Qué mas daba. Un millón de nombres o ninguno. Un millón de intentos o ninguno en poner etiquetas. Qué más daba. El caso es que Doña Lidia dejó de contar.


Y así pasaron tiempos y más tiempos, hasta que a su buzón comenzaron a llegar relatos. Y con una gota, y con dos, y luego tres, termina por llover.
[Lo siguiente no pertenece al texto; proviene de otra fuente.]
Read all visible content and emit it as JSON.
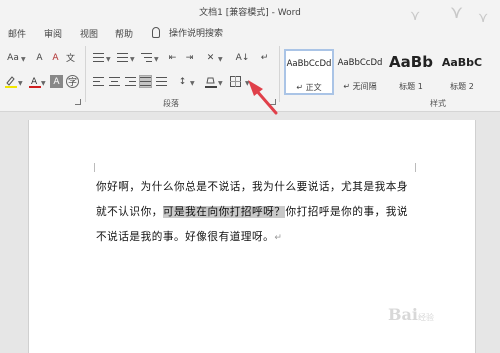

Y los bolsillos de Doña Lidia desbordaban historias que iba aprendiendo, y esos regalos de papel arropaban el vacío que habían dejado en ella sus propias letras.






3.

A Doña Lidia le habían sobrado historias.

“¡A ver caballeros! ¿Quién quiere empezar hoy?” Y Juan García, 1º de bachiller del 75, levantaba rápidamente el dedo, moviendo sin parar el culo en el asiento, nerviosito, deseando hablar, loco por empezar. “Señor García deje usted el baile de San Vito que no va a empezar hoy, que eso ya sé que se le da como hongos, no, no estese bien atento que le tocará la ultima frase...” Y así doña Lidia se aseguraba que Juan García, prestara atención durante toda la clase, una hazaña para él mayor que cualquiera de las del Cid Campeador.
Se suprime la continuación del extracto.